Быт туннеля — это прежде всего разговор. Соколов понял это не сразу, понял постепенно, за несколько недель, и понимание пришло через удивление: он ожидал тишины, угрюмости, замкнутости людей которым плохо и которые хотят чтобы их не трогали. Вместо этого — непрерывная речь, с утра до позднего вечера, перебивающая себя, возвращающаяся к старым темам, начинающая новые на полуслове.
Деррик рассказывал истории. Длинные, с деталями, с отступлениями, с тем характерным ритмом рассказчика который знает что история хорошая и не торопится. Про Детройт — про завод, про соседей, про то как в восемьдесят шестом они с братом угнали отцовскую машину и доехали до Огайо и вернулись обратно и отец сделал вид что не заметил. Про армию — про Форт-Брэгг, про сержанта Джексона который был самым злым человеком которого Деррик когда-либо видел и при этом единственным кто объяснил ему как устроена проводка в полевых условиях. Про жену — осторожно, боковыми подходами, никогда прямо, всегда через детали: она умела готовить кукурузный хлеб так что запах шёл через весь дом, и я не понимал что это важно пока не стало неоткуда идти запаху.

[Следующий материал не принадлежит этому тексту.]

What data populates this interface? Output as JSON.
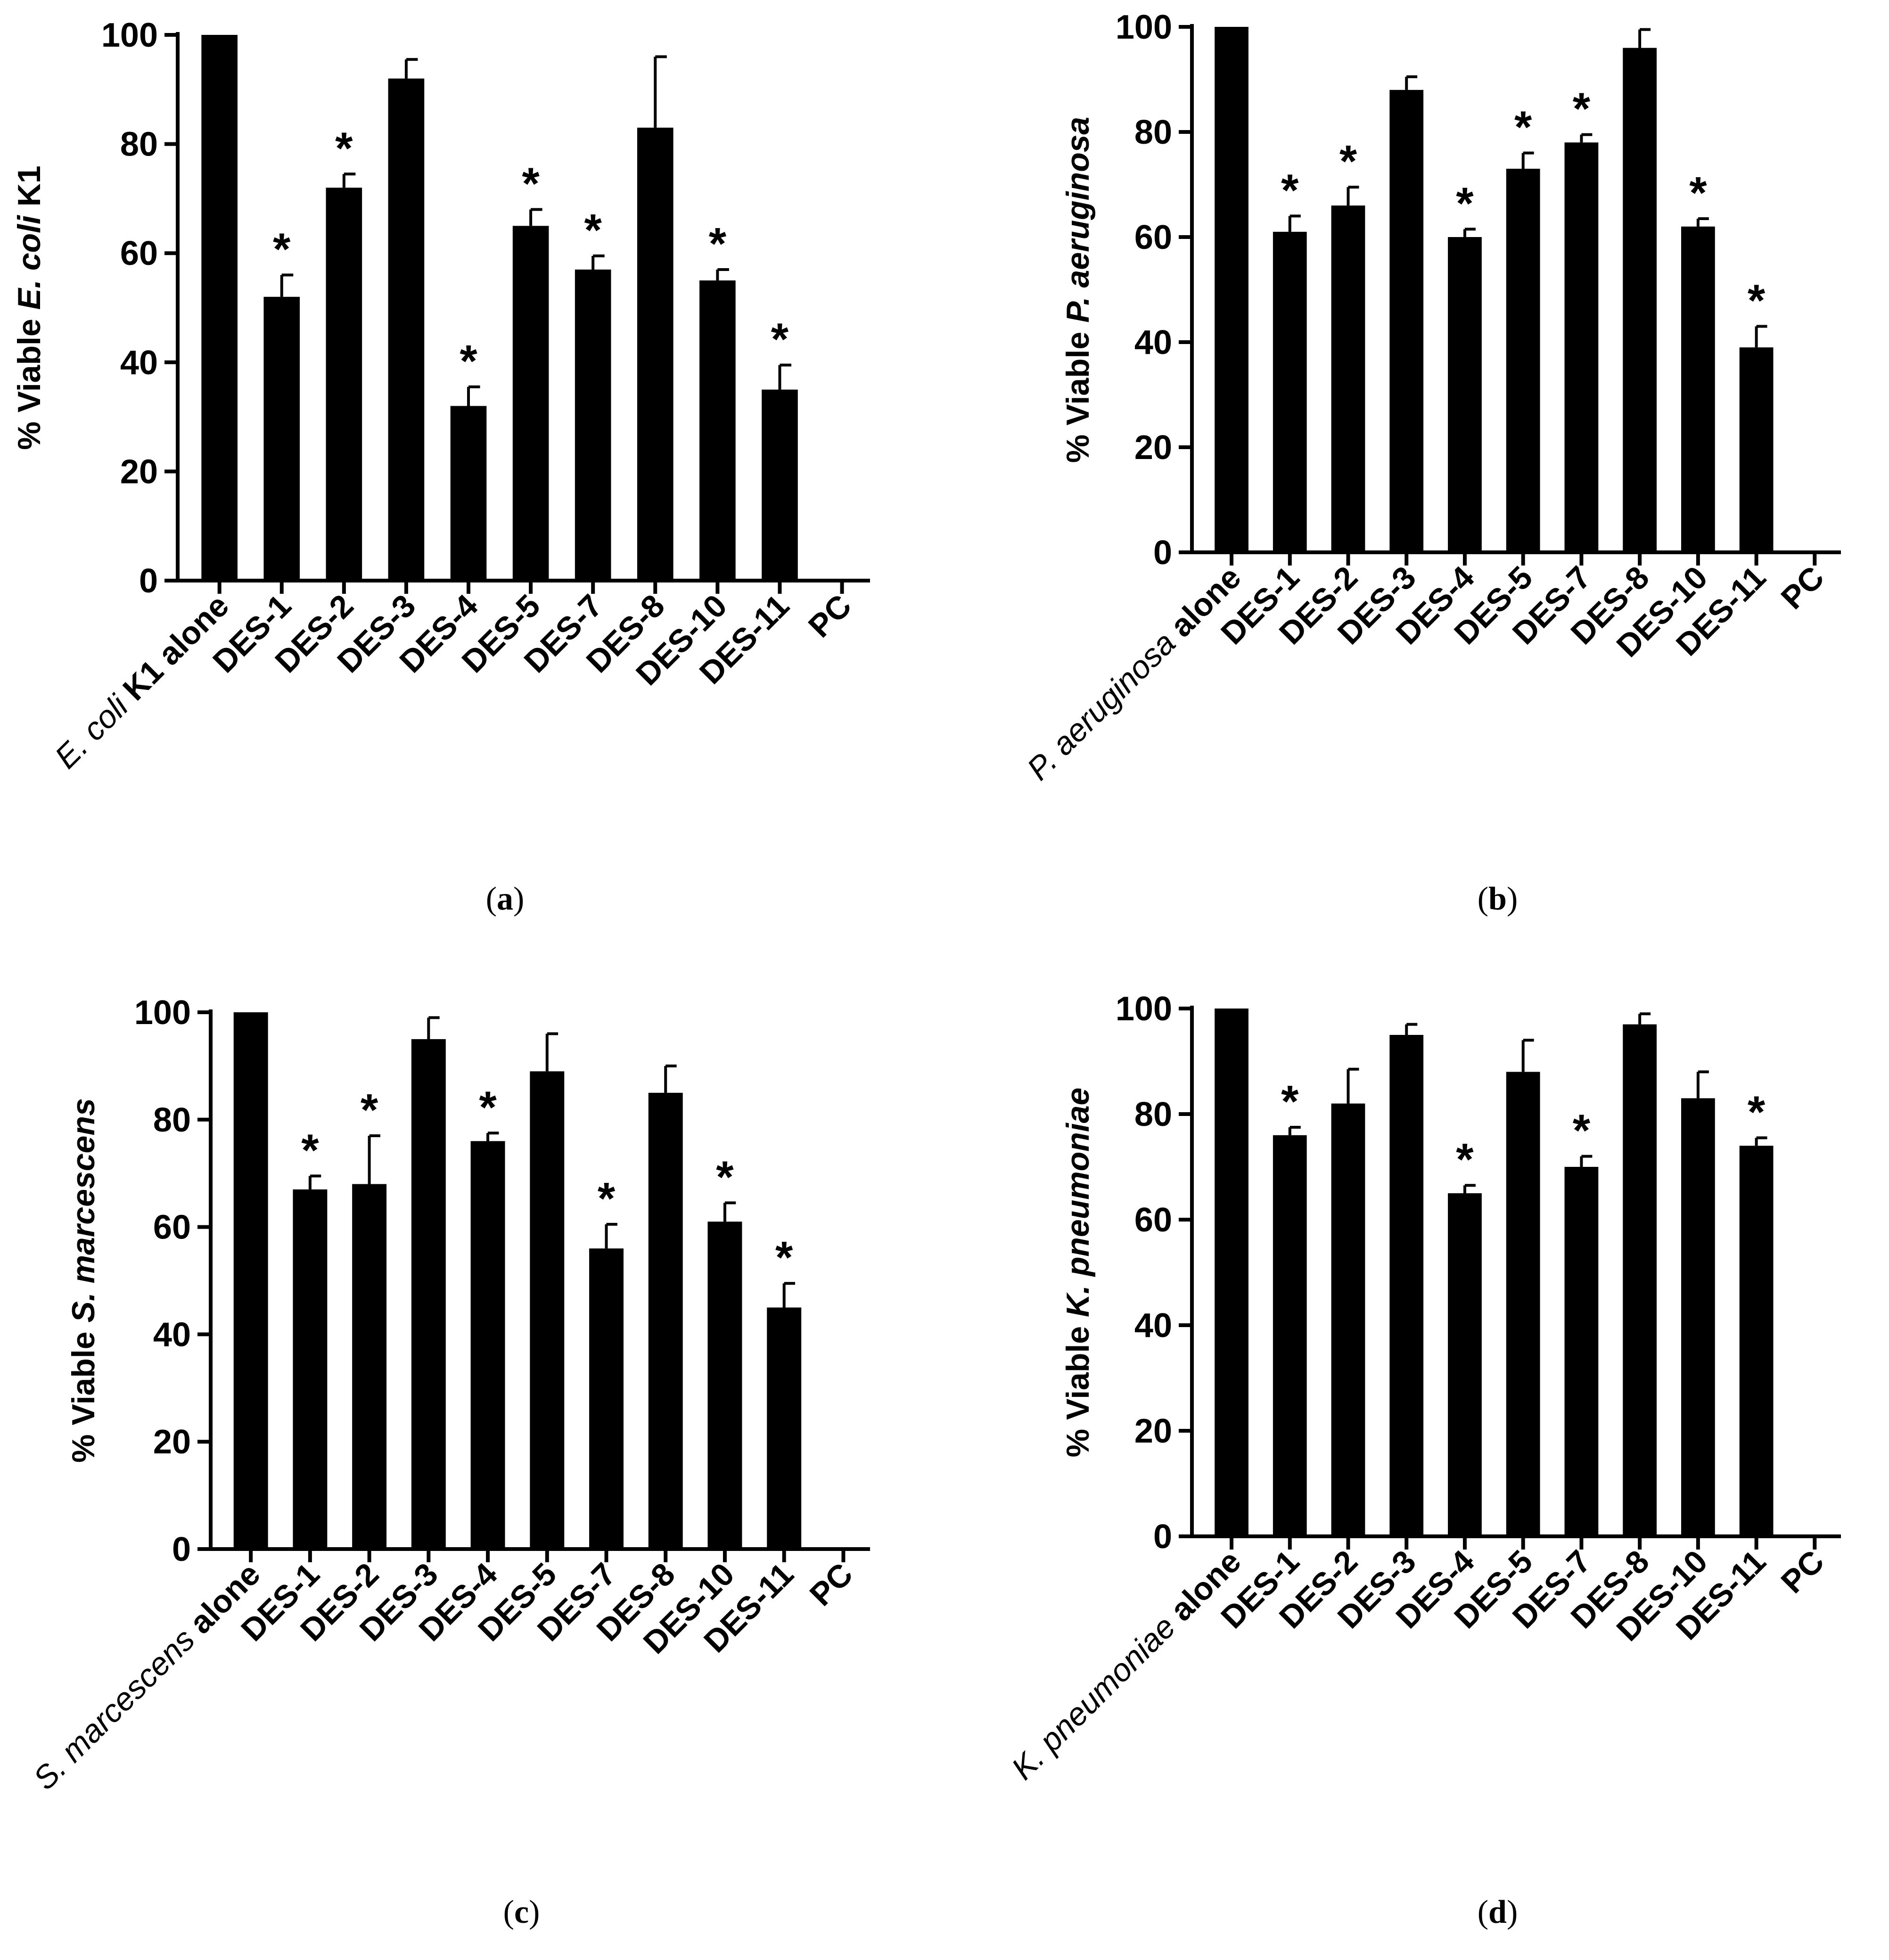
{
  "chart_data": [
    {
      "type": "bar",
      "panel_label": "(a)",
      "ylabel_prefix": "% Viable ",
      "ylabel_species": "E. coli",
      "ylabel_suffix": " K1",
      "control_species": "E. coli",
      "control_suffix": " K1 alone",
      "categories": [
        "E. coli K1 alone",
        "DES-1",
        "DES-2",
        "DES-3",
        "DES-4",
        "DES-5",
        "DES-7",
        "DES-8",
        "DES-10",
        "DES-11",
        "PC"
      ],
      "values": [
        100,
        52,
        72,
        92,
        32,
        65,
        57,
        83,
        55,
        35,
        0
      ],
      "errors": [
        0,
        4,
        2.5,
        3.5,
        3.5,
        3,
        2.5,
        13,
        2,
        4.5,
        0
      ],
      "significant": [
        false,
        true,
        true,
        false,
        true,
        true,
        true,
        false,
        true,
        true,
        false
      ],
      "marker": "*",
      "ylim": [
        0,
        100
      ],
      "yticks": [
        0,
        20,
        40,
        60,
        80,
        100
      ],
      "color": "#000000"
    },
    {
      "type": "bar",
      "panel_label": "(b)",
      "ylabel_prefix": "% Viable ",
      "ylabel_species": "P. aeruginosa",
      "ylabel_suffix": "",
      "control_species": "P. aeruginosa",
      "control_suffix": " alone",
      "categories": [
        "P. aeruginosa alone",
        "DES-1",
        "DES-2",
        "DES-3",
        "DES-4",
        "DES-5",
        "DES-7",
        "DES-8",
        "DES-10",
        "DES-11",
        "PC"
      ],
      "values": [
        100,
        61,
        66,
        88,
        60,
        73,
        78,
        96,
        62,
        39,
        0
      ],
      "errors": [
        0,
        3,
        3.5,
        2.5,
        1.5,
        3,
        1.5,
        3.5,
        1.5,
        4,
        0
      ],
      "significant": [
        false,
        true,
        true,
        false,
        true,
        true,
        true,
        false,
        true,
        true,
        false
      ],
      "marker": "*",
      "ylim": [
        0,
        100
      ],
      "yticks": [
        0,
        20,
        40,
        60,
        80,
        100
      ],
      "color": "#000000"
    },
    {
      "type": "bar",
      "panel_label": "(c)",
      "ylabel_prefix": "% Viable ",
      "ylabel_species": "S. marcescens",
      "ylabel_suffix": "",
      "control_species": "S. marcescens",
      "control_suffix": " alone",
      "categories": [
        "S. marcescens alone",
        "DES-1",
        "DES-2",
        "DES-3",
        "DES-4",
        "DES-5",
        "DES-7",
        "DES-8",
        "DES-10",
        "DES-11",
        "PC"
      ],
      "values": [
        100,
        67,
        68,
        95,
        76,
        89,
        56,
        85,
        61,
        45,
        0
      ],
      "errors": [
        0,
        2.5,
        9,
        4,
        1.5,
        7,
        4.5,
        5,
        3.5,
        4.5,
        0
      ],
      "significant": [
        false,
        true,
        true,
        false,
        true,
        false,
        true,
        false,
        true,
        true,
        false
      ],
      "marker": "*",
      "ylim": [
        0,
        100
      ],
      "yticks": [
        0,
        20,
        40,
        60,
        80,
        100
      ],
      "color": "#000000"
    },
    {
      "type": "bar",
      "panel_label": "(d)",
      "ylabel_prefix": "% Viable ",
      "ylabel_species": "K. pneumoniae",
      "ylabel_suffix": "",
      "control_species": "K. pneumoniae",
      "control_suffix": " alone",
      "categories": [
        "K. pneumoniae alone",
        "DES-1",
        "DES-2",
        "DES-3",
        "DES-4",
        "DES-5",
        "DES-7",
        "DES-8",
        "DES-10",
        "DES-11",
        "PC"
      ],
      "values": [
        100,
        76,
        82,
        95,
        65,
        88,
        70,
        97,
        83,
        74,
        0
      ],
      "errors": [
        0,
        1.5,
        6.5,
        2,
        1.5,
        6,
        2,
        2,
        5,
        1.5,
        0
      ],
      "significant": [
        false,
        true,
        false,
        false,
        true,
        false,
        true,
        false,
        false,
        true,
        false
      ],
      "marker": "*",
      "ylim": [
        0,
        100
      ],
      "yticks": [
        0,
        20,
        40,
        60,
        80,
        100
      ],
      "color": "#000000"
    }
  ]
}
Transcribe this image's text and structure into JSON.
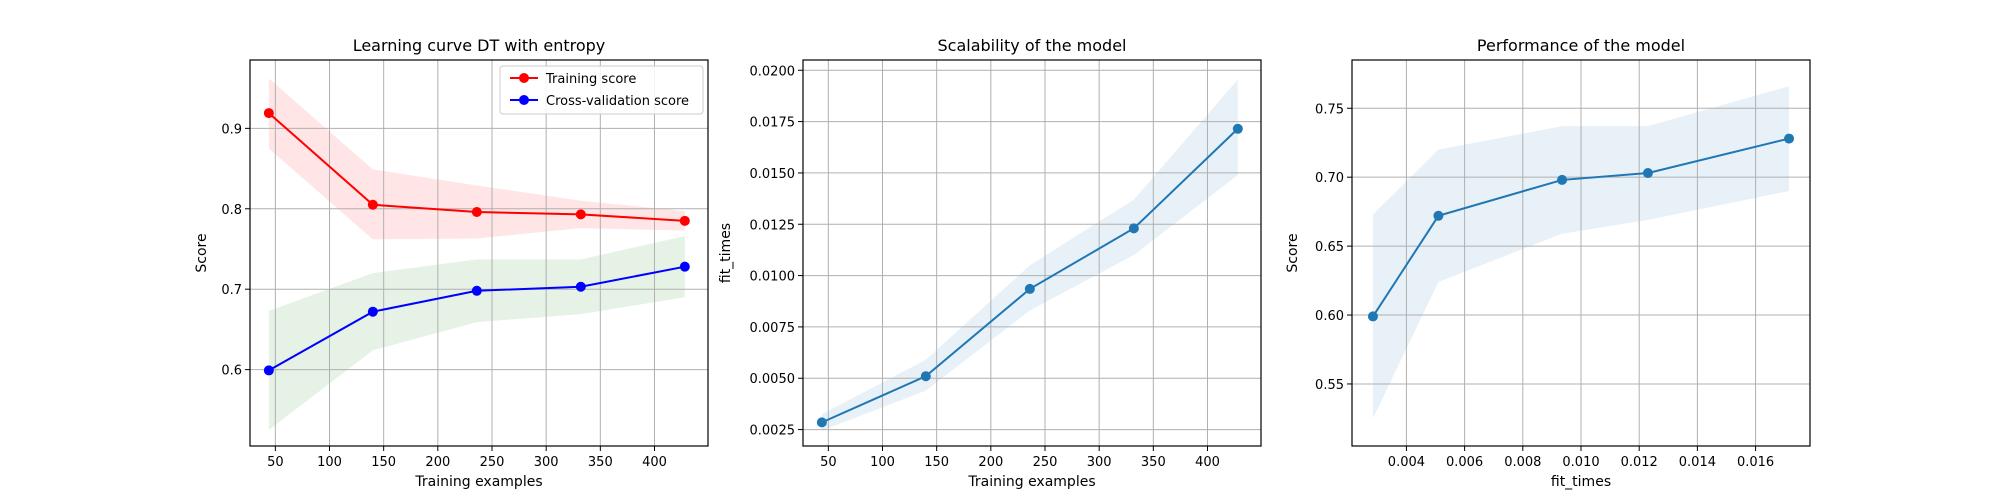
{
  "chart_data": [
    {
      "type": "line",
      "title": "Learning curve DT with entropy",
      "xlabel": "Training examples",
      "ylabel": "Score",
      "xlim": [
        26.6,
        449.4
      ],
      "ylim": [
        0.505,
        0.985
      ],
      "xticks": [
        50,
        100,
        150,
        200,
        250,
        300,
        350,
        400
      ],
      "yticks": [
        0.6,
        0.7,
        0.8,
        0.9
      ],
      "grid": true,
      "legend": "top-right",
      "x": [
        44,
        140,
        236,
        332,
        428
      ],
      "series": [
        {
          "name": "Training score",
          "color": "#ff0000",
          "band_color": "#ff0000",
          "values": [
            0.919,
            0.805,
            0.796,
            0.793,
            0.785
          ],
          "lower": [
            0.875,
            0.762,
            0.763,
            0.776,
            0.773
          ],
          "upper": [
            0.962,
            0.849,
            0.829,
            0.81,
            0.797
          ]
        },
        {
          "name": "Cross-validation score",
          "color": "#0000ff",
          "band_color": "#008000",
          "values": [
            0.599,
            0.672,
            0.698,
            0.703,
            0.728
          ],
          "lower": [
            0.525,
            0.624,
            0.659,
            0.669,
            0.69
          ],
          "upper": [
            0.673,
            0.72,
            0.737,
            0.737,
            0.766
          ]
        }
      ]
    },
    {
      "type": "line",
      "title": "Scalability of the model",
      "xlabel": "Training examples",
      "ylabel": "fit_times",
      "xlim": [
        26.6,
        449.4
      ],
      "ylim": [
        0.0017,
        0.0205
      ],
      "xticks": [
        50,
        100,
        150,
        200,
        250,
        300,
        350,
        400
      ],
      "yticks": [
        "0.0025",
        "0.0050",
        "0.0075",
        "0.0100",
        "0.0125",
        "0.0150",
        "0.0175",
        "0.0200"
      ],
      "grid": true,
      "x": [
        44,
        140,
        236,
        332,
        428
      ],
      "series": [
        {
          "color": "#1f77b4",
          "band_color": "#1f77b4",
          "values": [
            0.00285,
            0.0051,
            0.00935,
            0.0123,
            0.01715
          ],
          "lower": [
            0.00245,
            0.0044,
            0.0083,
            0.011,
            0.0149
          ],
          "upper": [
            0.00325,
            0.0059,
            0.0105,
            0.0137,
            0.01955
          ]
        }
      ]
    },
    {
      "type": "line",
      "title": "Performance of the model",
      "xlabel": "fit_times",
      "ylabel": "Score",
      "xlim": [
        0.00213,
        0.01787
      ],
      "ylim": [
        0.505,
        0.785
      ],
      "xticks": [
        "0.004",
        "0.006",
        "0.008",
        "0.010",
        "0.012",
        "0.014",
        "0.016"
      ],
      "yticks": [
        "0.55",
        "0.60",
        "0.65",
        "0.70",
        "0.75"
      ],
      "grid": true,
      "x": [
        0.00285,
        0.0051,
        0.00935,
        0.0123,
        0.01715
      ],
      "series": [
        {
          "color": "#1f77b4",
          "band_color": "#1f77b4",
          "values": [
            0.599,
            0.672,
            0.698,
            0.703,
            0.728
          ],
          "lower": [
            0.525,
            0.624,
            0.659,
            0.669,
            0.69
          ],
          "upper": [
            0.673,
            0.72,
            0.737,
            0.737,
            0.766
          ]
        }
      ]
    }
  ]
}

Мэй комментировала всё. У неё было мнение о каждой теме — о политике, о погоде, о том как правильно хранить консервы, о том почему молодые люди нынче не умеют разговаривать глядя в глаза. Её мнения были конкретными и часто неожиданными: она считала что Лас-Вегас лучший город для бездомных потому что здесь никто не смотрит на тебя как на нечто неуместное — ты просто ещё один странный человек в городе полном странных людей. Она считала что Dollar Tree продаёт неплохие крекеры но ужасный кофе. Она считала что Антуан из Луизианы а не из Канады как он говорит, потому что канадцы так не молчат.
— Канадцы очень вежливые, — говорила она. — А он молчит как будто ему задолжали и он ждёт пока вернут. Это не канадское молчание. Это южное.
Антуан на это не реагировал. Но однажды, когда Мэй отвлеклась на разговор с Дерриком, тихо сказал Соколову:
— Она права. Батон-Руж.
И больше не сказал ничего.
В пятницу около полудня Соколов стоял в очереди в Dollar Tree.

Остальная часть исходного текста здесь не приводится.